夕食後ふたりだけでお風呂。はしゃぎ声が聴こえほっとする。
また隣町から感染者。一気に4人と聞き不安がつのるばかり。
どうやら娘むこの取引先の会社の人らしいと情報が入る。
そのうち1人とは明日会う予定だったと聞き驚愕が走った。
一歩間違えたら濃厚接触者になりかねないところだった。
娘が「もうパニックになりそう」と嘆くのを皆で宥める。
嘆くのはよそう。とにかく皆で身も守るしかないのだと。
明日の事がわからない。この緊迫した現実からなんとしても
逃げ切らなくてはならない。いや乗り越えていかなければいけない。
試されているのならば試していただきましょう。
| 2020年04月18日(土) |
明日を楽しみにしている孫たち |
雨あがりの朝。爽やかな風のなんと心地よいこと。
雀たちのさえずり。お寺の鐘の音。とても平和な朝に思える。
保育園の親子遠足の予定だったけれど中止に。
こども達の楽しみがそうしてひとつひとつ失われていく。
いろんなことを仕方ない事と受け止めなければいけない。
娘夫婦がお休みだったので孫たちの心配もなく山里の職場へ。
急ぎの仕事を優先して川仕事は明日にすることにした。
二足の草鞋を履けない時もある。出来る日にすれば良いのだ。
仕事で隣町に行かなければならず緊張感でいっぱいになる。
それでも驚いたのは人々がごく普通に動きまわっていたこと。
みんな不安を抱えながらも日常の事で精一杯なのだとおもう。
ふとそんな人々を応援したい気持ちが込み上げて来た。
明日は我が身なのだ。我が町もいつ窮地に立たされるか分からない。
二日分の買い物をして帰宅。今夜はトンカツ、明日はカレー。
トンカツを半分残しておいてカツカレーにするのだ。
「いいねえ、いいねえ」テンションの上がる家族たち。
近所のお友達と遊んでいた孫たちが喜び勇んで帰って来る。
お友達のお父さんが明日磯遊びに連れて行ってくれるとのこと。
娘が気遣って同行を願い出たら車の定員オーバーになると断られ
「お任せしようかね」と明日はお言葉に甘えることになった。
きっと楽しい磯遊びになることだろう。よかったよかった。
| 2020年04月17日(金) |
嘆いてばかりいても何も変わらない |
曇りのち雨となる。
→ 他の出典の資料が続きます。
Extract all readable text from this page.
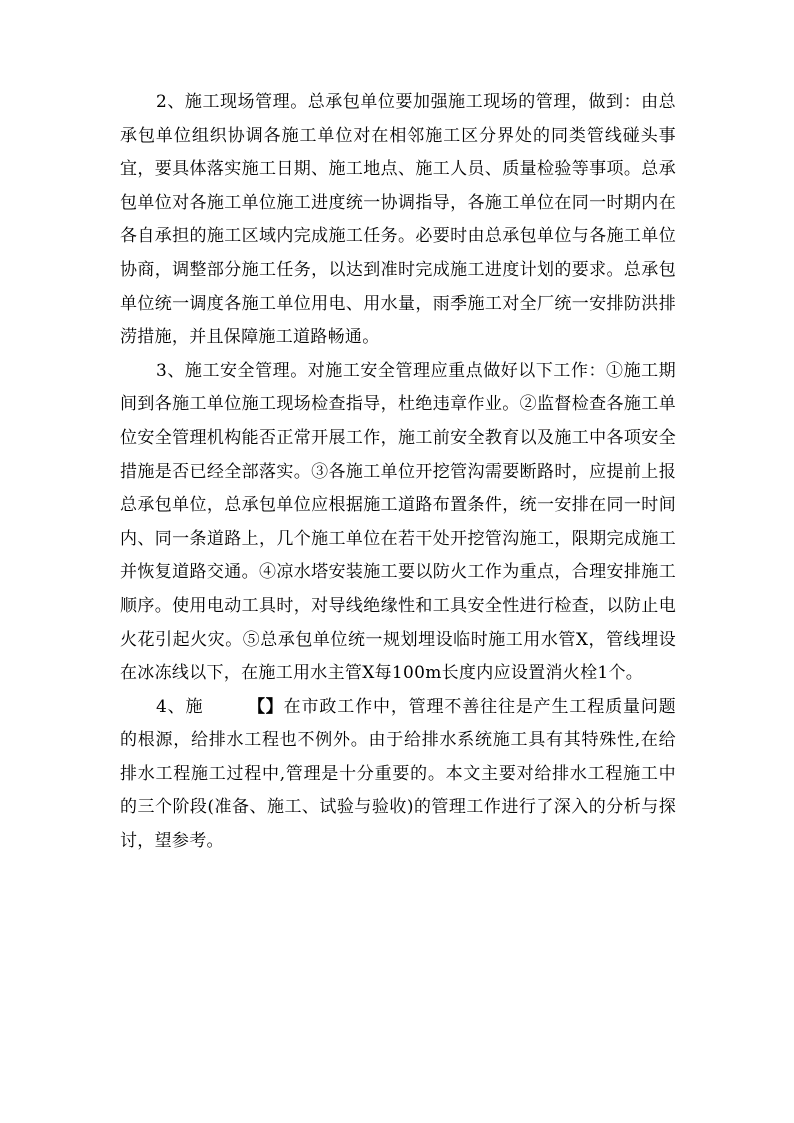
2、施工现场管理。总承包单位要加强施工现场的管理，做到：由总承包单位组织协调各施工单位对在相邻施工区分界处的同类管线碰头事宜，要具体落实施工日期、施工地点、施工人员、质量检验等事项。总承包单位对各施工单位施工进度统一协调指导，各施工单位在同一时期内在各自承担的施工区域内完成施工任务。必要时由总承包单位与各施工单位协商，调整部分施工任务，以达到准时完成施工进度计划的要求。总承包单位统一调度各施工单位用电、用水量，雨季施工对全厂统一安排防洪排涝措施，并且保障施工道路畅通。

3、施工安全管理。对施工安全管理应重点做好以下工作：①施工期间到各施工单位施工现场检查指导，杜绝违章作业。②监督检查各施工单位安全管理机构能否正常开展工作，施工前安全教育以及施工中各项安全措施是否已经全部落实。③各施工单位开挖管沟需要断路时，应提前上报总承包单位，总承包单位应根据施工道路布置条件，统一安排在同一时间内、同一条道路上，几个施工单位在若干处开挖管沟施工，限期完成施工并恢复道路交通。④凉水塔安装施工要以防火工作为重点，合理安排施工顺序。使用电动工具时，对导线绝缘性和工具安全性进行检查，以防止电火花引起火灾。⑤总承包单位统一规划埋设临时施工用水管X，管线埋设在冰冻线以下，在施工用水主管X每100m长度内应设置消火栓1个。

4、施	【】在市政工作中，管理不善往往是产生工程质量问题的根源，给排水工程也不例外。由于给排水系统施工具有其特殊性,在给排水工程施工过程中,管理是十分重要的。本文主要对给排水工程施工中的三个阶段(准备、施工、试验与验收)的管理工作进行了深入的分析与探讨，望参考。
雨音が耳に心地よくなぜか落ち着く。
もしかしたらこころが乾いていたのかもしれないとふと思う。
水を欲しがっていたのだろう。灰汁を洗い流すほどの水を。
川仕事はお休み。おかげでゆったりとした朝だった。
めいちゃんが「おばあちゃんといく」と言ってくれて
保育園に送り届けてから山里の職場に向かう。
国の緊急事態宣言を受けて保育園も休園とはいかないまでも
なるべく家庭での保育をと保育園から通達が来ていた。
娘が休みの日は登園しないほうが良いのだろう。
やっと年長組の生活に慣れて来たばかりで可哀想だけれど
感染リスクを考えるとそれも致し方ない事だと思う。
あやちゃんはおじいちゃんとお留守番。
お昼にまたチャーハンを作って食べたのだそう。
「すごい食欲だったぞ」とじいちゃんが笑っていた。
お友達から「あそぼうよ」と電話もあったらしいけれど
じいちゃんが「駄目だぞ」と。ぐっと我慢のあやちゃんだった。
普段からおっとりとした子なので反発もしないでいる。
それが日に日にストレスになってはいないかと気遣うばかり。
「あやちゃんしたいことがいっぱいあるよね」と声をかけると
「べつに・・」と答える。それが返って心配になるのだった。
こども達の明日を思うと胸が締めつけられるように苦しい。
学校が再開されてもコロナが終息する可能性は無いに等しい。
ただ一時的に拡大を防ぐだけで何の特効薬もないのが現実だった。
いったいこの先どうなるのだろうと思えば不安がつのるばかり。
それでも前を向くことを私は選ぶ。家族もみなそう思っている。
嘆いてばかりいても何も変わらない。それならば勇気を出そう。